Il risultato più importante delle elezioni, però, la Bosnia ed Erzegovina se lo aspetta dall’Ue. «Se Dodik andrà via, Bruxelles ci darà lo status di paese candidato o andrà a finire come in Macedonia del Nord?», chiede Hana, giornalista.

Dopo il caso di Skopje, rimasta in sala d’attesa per anni a causa dei veti di Grecia e Bulgaria che nulla avevano a che fare con il processo d’integrazione, la goccia che ha fatto traboccare il vaso è stata la concessione dello status di paese candidato a Ucraina e Moldavia.

«Non ci vogliono» è il leitmotiv che risuona nell’intera regione dei Balcani e in particolare in Bosnia, ferma allo status di candidato potenziale.

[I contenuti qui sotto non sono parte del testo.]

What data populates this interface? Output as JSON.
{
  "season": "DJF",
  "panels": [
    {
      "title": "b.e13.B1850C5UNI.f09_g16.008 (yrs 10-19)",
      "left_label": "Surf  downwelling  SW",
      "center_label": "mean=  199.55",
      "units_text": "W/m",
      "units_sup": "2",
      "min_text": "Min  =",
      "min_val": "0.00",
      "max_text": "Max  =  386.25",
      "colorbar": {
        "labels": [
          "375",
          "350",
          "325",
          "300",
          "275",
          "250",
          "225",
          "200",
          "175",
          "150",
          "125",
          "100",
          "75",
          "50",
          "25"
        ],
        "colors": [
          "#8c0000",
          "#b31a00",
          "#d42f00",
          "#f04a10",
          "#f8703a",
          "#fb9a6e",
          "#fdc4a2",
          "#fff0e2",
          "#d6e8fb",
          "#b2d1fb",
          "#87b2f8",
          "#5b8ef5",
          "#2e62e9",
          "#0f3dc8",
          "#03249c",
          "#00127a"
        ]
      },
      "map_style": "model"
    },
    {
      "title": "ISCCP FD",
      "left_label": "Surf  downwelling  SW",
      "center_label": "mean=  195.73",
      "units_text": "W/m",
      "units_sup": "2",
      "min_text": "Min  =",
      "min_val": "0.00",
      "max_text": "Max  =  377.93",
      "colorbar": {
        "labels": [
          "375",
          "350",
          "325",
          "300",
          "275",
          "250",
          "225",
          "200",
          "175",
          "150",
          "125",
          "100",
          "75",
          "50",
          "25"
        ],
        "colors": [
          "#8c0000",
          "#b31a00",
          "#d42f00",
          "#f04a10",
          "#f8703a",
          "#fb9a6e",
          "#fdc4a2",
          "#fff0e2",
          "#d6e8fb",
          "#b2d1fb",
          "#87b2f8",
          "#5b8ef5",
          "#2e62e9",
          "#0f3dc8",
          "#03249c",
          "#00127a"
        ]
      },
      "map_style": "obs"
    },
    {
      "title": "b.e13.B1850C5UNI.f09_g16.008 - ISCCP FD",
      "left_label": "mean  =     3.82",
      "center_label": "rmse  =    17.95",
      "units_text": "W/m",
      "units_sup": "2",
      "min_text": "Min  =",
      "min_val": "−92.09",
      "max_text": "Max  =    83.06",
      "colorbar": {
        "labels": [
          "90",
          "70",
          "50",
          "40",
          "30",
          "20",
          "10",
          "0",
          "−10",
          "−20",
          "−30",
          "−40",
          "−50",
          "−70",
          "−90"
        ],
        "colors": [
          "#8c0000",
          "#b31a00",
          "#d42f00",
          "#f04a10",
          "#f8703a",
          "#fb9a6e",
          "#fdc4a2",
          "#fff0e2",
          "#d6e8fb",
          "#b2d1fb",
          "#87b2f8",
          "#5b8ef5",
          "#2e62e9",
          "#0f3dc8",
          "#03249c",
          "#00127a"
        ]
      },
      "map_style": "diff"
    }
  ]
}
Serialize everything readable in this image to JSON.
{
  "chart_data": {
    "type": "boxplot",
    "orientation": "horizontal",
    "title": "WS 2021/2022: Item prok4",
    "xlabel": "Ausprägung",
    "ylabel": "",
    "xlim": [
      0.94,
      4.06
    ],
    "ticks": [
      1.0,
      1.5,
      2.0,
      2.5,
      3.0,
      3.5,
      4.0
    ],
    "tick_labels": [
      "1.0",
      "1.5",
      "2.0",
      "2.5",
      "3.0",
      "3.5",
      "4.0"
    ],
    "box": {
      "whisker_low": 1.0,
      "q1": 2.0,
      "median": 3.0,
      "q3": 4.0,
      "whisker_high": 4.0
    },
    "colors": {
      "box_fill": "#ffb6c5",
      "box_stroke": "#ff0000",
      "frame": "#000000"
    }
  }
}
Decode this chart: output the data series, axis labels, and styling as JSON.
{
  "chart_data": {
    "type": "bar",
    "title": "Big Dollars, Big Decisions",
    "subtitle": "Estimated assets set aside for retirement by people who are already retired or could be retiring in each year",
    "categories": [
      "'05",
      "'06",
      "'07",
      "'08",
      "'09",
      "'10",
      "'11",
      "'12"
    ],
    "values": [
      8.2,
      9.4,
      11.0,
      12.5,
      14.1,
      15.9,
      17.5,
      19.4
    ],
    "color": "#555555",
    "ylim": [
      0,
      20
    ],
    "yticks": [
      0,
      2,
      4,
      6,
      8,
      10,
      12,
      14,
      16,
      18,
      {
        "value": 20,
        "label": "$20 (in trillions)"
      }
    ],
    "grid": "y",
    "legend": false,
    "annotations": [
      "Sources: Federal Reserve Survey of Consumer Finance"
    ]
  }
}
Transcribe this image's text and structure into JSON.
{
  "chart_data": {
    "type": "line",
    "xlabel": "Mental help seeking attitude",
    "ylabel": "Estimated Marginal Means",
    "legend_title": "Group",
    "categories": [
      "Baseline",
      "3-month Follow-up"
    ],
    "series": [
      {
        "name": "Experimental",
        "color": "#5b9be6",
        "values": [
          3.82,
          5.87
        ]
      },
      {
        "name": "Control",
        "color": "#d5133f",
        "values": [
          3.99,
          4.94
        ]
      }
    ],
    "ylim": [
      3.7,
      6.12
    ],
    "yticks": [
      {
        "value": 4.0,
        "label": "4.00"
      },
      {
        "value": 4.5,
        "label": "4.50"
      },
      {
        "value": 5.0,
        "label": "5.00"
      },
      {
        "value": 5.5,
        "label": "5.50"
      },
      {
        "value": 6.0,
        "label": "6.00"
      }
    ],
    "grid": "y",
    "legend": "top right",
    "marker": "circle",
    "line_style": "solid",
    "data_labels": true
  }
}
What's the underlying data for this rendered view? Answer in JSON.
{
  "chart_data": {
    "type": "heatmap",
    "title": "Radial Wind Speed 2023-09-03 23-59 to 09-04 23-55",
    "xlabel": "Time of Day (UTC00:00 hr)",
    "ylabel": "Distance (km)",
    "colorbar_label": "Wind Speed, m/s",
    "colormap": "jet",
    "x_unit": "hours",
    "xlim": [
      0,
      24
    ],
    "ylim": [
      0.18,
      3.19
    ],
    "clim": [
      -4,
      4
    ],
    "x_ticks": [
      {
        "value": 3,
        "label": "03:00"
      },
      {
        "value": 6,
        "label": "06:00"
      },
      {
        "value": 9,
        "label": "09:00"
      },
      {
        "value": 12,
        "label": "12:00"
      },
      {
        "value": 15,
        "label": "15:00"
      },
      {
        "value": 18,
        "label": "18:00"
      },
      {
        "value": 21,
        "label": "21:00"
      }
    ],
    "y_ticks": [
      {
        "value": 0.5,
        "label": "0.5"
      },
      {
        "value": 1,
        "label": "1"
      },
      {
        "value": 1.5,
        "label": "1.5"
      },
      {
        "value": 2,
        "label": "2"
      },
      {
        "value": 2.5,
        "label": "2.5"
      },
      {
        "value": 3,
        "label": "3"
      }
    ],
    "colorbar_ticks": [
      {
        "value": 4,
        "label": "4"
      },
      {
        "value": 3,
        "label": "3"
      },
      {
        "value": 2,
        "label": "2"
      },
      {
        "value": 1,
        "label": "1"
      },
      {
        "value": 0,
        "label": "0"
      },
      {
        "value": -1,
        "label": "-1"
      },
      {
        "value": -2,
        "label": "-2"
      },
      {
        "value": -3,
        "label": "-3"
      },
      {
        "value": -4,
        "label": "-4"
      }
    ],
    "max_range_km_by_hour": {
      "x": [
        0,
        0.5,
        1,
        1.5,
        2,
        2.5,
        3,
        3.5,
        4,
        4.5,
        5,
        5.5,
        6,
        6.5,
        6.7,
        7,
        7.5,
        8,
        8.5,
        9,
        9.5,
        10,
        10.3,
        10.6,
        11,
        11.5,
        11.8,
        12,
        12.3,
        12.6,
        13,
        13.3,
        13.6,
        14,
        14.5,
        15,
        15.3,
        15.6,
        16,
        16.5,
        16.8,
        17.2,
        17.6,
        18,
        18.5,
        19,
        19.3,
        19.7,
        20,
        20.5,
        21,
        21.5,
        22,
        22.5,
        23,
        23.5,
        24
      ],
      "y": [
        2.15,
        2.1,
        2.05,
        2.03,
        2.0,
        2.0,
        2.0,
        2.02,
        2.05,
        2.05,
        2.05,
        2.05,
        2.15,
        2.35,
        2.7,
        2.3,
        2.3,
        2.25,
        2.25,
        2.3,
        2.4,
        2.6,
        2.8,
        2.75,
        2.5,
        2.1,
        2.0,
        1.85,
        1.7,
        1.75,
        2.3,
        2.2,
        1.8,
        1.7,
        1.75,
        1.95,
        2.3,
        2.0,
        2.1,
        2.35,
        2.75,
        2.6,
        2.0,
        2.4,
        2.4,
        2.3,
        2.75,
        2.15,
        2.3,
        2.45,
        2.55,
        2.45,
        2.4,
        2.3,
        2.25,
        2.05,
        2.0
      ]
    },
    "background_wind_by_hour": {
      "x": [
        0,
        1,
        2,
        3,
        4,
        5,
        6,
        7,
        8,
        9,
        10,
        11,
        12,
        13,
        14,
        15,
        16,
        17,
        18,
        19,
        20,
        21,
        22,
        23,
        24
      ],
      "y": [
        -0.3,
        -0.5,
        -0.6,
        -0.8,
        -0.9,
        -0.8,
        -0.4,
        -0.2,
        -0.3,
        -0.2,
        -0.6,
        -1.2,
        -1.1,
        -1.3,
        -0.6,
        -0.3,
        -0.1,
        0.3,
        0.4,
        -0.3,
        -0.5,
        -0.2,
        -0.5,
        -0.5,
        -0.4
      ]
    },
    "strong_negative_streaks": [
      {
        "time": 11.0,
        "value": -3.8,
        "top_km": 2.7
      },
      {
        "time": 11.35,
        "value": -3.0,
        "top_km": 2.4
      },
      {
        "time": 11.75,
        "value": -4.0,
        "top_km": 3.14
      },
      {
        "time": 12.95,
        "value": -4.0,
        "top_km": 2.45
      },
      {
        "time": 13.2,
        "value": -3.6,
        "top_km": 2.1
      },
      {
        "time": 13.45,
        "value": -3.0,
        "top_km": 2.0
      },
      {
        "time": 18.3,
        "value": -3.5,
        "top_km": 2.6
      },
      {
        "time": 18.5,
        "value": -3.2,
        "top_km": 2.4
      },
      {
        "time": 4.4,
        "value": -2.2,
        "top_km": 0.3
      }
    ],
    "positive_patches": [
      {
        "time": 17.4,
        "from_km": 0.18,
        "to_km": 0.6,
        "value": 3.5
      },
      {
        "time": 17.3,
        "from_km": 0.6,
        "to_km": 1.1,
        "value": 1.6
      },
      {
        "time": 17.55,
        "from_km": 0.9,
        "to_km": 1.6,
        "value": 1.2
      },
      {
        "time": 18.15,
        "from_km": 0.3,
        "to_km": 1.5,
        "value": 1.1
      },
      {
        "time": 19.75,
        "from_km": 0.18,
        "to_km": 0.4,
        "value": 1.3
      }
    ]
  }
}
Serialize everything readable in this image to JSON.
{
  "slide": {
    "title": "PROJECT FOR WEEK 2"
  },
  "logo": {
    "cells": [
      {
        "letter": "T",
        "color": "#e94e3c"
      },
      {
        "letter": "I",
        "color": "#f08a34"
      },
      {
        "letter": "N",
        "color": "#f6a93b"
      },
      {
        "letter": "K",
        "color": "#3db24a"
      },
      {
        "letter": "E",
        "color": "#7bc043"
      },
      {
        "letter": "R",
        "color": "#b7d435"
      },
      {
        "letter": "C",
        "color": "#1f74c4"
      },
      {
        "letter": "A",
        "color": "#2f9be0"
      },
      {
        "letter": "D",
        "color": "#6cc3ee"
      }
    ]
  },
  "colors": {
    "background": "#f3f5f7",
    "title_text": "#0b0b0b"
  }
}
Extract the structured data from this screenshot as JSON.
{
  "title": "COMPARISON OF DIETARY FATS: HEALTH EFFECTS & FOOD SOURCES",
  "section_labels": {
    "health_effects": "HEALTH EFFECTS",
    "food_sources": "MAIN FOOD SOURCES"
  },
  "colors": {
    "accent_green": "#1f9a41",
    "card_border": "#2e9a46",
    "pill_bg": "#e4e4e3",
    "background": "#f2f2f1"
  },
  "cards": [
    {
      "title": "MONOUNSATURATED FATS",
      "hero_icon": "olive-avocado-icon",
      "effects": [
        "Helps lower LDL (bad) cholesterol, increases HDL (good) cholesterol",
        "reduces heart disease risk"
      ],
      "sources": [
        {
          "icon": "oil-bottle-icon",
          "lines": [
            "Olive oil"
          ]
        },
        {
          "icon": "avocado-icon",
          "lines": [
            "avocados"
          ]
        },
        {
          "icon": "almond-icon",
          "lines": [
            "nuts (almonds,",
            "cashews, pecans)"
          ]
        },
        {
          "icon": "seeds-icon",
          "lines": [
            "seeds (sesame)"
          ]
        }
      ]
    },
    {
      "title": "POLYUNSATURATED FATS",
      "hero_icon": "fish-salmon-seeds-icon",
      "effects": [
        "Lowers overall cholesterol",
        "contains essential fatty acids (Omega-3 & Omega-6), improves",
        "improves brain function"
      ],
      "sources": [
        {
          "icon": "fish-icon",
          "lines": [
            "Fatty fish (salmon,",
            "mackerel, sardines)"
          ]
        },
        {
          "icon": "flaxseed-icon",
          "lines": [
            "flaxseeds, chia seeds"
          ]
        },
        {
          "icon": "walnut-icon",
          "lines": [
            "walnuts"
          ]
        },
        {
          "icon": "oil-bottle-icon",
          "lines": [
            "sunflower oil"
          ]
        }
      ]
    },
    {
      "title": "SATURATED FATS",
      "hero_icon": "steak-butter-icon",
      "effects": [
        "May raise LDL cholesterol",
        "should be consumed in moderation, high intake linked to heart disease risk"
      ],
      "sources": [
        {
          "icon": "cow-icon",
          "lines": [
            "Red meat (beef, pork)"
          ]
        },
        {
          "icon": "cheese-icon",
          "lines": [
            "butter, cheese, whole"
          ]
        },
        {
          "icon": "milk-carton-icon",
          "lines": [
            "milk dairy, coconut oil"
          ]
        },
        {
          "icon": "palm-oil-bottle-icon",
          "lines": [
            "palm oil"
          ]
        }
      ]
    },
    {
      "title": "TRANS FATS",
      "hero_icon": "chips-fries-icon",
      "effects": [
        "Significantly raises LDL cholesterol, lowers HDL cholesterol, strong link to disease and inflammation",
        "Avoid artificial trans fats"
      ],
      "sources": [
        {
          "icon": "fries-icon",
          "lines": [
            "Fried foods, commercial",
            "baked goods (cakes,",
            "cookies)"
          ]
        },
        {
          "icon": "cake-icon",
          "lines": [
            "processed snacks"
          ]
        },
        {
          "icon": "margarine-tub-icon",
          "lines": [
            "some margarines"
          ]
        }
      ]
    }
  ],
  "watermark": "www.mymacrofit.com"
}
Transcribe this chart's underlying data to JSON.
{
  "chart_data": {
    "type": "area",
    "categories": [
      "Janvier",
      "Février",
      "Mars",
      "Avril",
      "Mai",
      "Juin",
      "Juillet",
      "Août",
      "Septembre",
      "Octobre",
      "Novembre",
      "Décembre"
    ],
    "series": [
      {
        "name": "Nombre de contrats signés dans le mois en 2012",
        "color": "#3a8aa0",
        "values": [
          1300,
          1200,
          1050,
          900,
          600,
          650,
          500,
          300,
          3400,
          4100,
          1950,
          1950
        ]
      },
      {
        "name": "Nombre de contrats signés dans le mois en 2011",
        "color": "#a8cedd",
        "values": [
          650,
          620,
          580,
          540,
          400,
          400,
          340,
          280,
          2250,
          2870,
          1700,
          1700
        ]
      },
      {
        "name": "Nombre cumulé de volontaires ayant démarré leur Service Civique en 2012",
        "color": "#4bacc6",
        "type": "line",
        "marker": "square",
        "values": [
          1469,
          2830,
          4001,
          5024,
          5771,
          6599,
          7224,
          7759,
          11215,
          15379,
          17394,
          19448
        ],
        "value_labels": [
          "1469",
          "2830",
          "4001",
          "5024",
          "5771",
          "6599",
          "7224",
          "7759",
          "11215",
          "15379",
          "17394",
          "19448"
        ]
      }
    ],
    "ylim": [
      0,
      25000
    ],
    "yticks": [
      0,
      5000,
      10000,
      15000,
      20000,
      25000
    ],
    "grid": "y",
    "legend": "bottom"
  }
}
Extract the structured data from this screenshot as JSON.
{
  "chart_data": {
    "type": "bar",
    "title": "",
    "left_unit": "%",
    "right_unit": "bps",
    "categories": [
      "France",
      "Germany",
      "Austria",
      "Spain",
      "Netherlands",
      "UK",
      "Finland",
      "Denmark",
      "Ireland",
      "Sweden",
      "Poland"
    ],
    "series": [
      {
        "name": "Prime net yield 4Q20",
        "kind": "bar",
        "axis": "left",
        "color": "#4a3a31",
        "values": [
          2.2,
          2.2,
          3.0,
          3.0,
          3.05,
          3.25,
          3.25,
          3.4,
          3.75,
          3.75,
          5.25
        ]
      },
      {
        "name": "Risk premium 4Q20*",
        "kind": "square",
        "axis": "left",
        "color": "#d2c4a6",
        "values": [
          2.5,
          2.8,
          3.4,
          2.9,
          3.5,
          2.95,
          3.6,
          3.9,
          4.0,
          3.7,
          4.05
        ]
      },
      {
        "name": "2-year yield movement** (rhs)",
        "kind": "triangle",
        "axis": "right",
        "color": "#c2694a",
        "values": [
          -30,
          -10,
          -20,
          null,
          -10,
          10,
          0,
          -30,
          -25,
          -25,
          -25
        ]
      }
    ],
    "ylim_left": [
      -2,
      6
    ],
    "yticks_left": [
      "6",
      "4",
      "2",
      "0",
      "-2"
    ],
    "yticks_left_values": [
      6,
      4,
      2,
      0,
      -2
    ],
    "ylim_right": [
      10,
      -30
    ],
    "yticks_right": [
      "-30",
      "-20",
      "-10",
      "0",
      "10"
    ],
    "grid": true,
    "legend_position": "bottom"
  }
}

Dopo le elezioni la Commissione europea pubblicherà un rapporto su tutti i paesi coinvolti nell’allargamento, ma c’è grande attesa sul dossier bosniaco.

Palazzo Berlaymont potrebbe raccomandare agli stati membri di riconoscere la Bosnia come paese candidato all’Ue, dando così nuova linfa a un processo a lungo in stallo. Molto dipenderà dal voto di oggi quando si capirà se Sarajevo vuole continuare a brancolare in un eterno dopoguerra, a rischio di precipitare in un nuovo conflitto, o se intende imboccare la strada verso la costruzione di uno Stato finalmente maturo.